You are talking about a time where there were little or no penalities for “lesser” forms of harm against children at all - again, child abuse laws are largely a creation of the post WWII world.

But I’ll point out that you acknowledge that abortion laws were intended to protect the unborn child - thus illustrating my argument that legal protections under the law are not reserved merely for those to whom “personhood” has been granted.

By the way, the penalty for procuring an abortion in Canada from 1869 until its legalization in 1969 - life imprisonment. The penalty for murder - life imprisonment. And, in fact, in the Criminal Code, both offences are listed in the same section, Part VIII - Offences against the person. In the UK, both offences were part of the Offences Against the Persons Act 1861, and both carried the penalty of life in prison. So yes, until the pro-choice movement began lobbying, it was in the same class as murder and carried similar penalties. The only way in which abortion was slightly more lenient was that it did not, at any time in legal history, come with the risk of the death penalty being imposed.
And how many convictions were there? My briefing reading of Canadian case law on the matter suggests juries were not to keen to convict doctors who performed abortions, and didn’t seem to convict women who had abortions at all. Even Henry Morgentaler got only 18 months.

Even if the maximum sentences were life, juries and the courts seemed unwilling to equate abortion with murder.
 
And how many convictions were there? My briefing reading of Canadian case law on the matter suggests juries were not to keen to convict doctors who performed abortions, and didn’t seem to convict women who had abortions at all. Even Henry Morgentaler got only 18 months.

Even if the maximum sentences were life, juries and the courts seemed unwilling to equate abortion with murder.
The fact that imperfect judges and juries could be swayed by imperfect arguments advanced by lobby groups with political motives does not change the pith and substance of the law. The will of the people does not change the fact of the law.

Your argument was first that the law prohibiting abortion did not amount to a protection of the unborn child. I’ve shown you it did. You then argued abortion was considered a lesser legal offence than murder. I’ve again shown you that was not the case - the fact of the law was that abortion was, in both classification and penalty, a criminal offence equal to murder.

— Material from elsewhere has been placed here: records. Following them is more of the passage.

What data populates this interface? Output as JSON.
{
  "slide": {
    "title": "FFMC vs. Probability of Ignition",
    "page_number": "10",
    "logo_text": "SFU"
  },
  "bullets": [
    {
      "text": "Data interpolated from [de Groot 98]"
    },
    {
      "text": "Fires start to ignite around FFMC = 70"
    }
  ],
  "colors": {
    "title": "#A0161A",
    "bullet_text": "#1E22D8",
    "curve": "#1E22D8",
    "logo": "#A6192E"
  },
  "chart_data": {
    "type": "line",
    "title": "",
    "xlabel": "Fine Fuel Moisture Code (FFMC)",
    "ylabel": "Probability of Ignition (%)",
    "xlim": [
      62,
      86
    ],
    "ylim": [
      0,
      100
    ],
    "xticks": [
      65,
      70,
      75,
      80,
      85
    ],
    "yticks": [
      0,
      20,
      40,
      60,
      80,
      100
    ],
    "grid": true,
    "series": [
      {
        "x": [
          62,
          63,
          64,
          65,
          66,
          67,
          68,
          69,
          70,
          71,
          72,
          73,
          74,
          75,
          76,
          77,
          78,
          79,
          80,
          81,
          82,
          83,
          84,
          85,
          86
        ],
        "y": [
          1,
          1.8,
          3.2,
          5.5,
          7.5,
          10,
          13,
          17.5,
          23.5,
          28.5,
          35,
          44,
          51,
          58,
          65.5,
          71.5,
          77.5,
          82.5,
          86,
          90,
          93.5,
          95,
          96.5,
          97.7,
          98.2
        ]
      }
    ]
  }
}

The law simply does not support your assertions.
 
Look up “personal autonomy”.

Or to put it another way, why should my choices about my body be mediated by what any particular church, or you specifically, think I should do with it?
Radical individualism or tribalism do not lead to a functional society. Everyone has two bodies, one spiritual and one physical. Even if someone does not recognize the spiritual part, personal responsibility in the case of abortion is not just about one person. Two people are required for pregnancy, and the only reason a woman makes a decision to abort is because there is a baby in the womb. Everyone reading this began life as a human embryo.

Ed
 
Medievals didn’t think that life began at conception, due to their understanding of biology at the time. Nevertheless, abortion was consider a mortal sin and criminally punishable. Vice President Joe Biden in fact tried to use St. Thomas to justify being both Catholic and pro-abortion.

We tend to justify abortion on grounds that it’s the mother’s right, while the Romans and Greek justified abortion on grounds that it is the father’s right. In one, abortion is seen as in opposition to the patriarchy, while the other abortion is seen as conforming to it.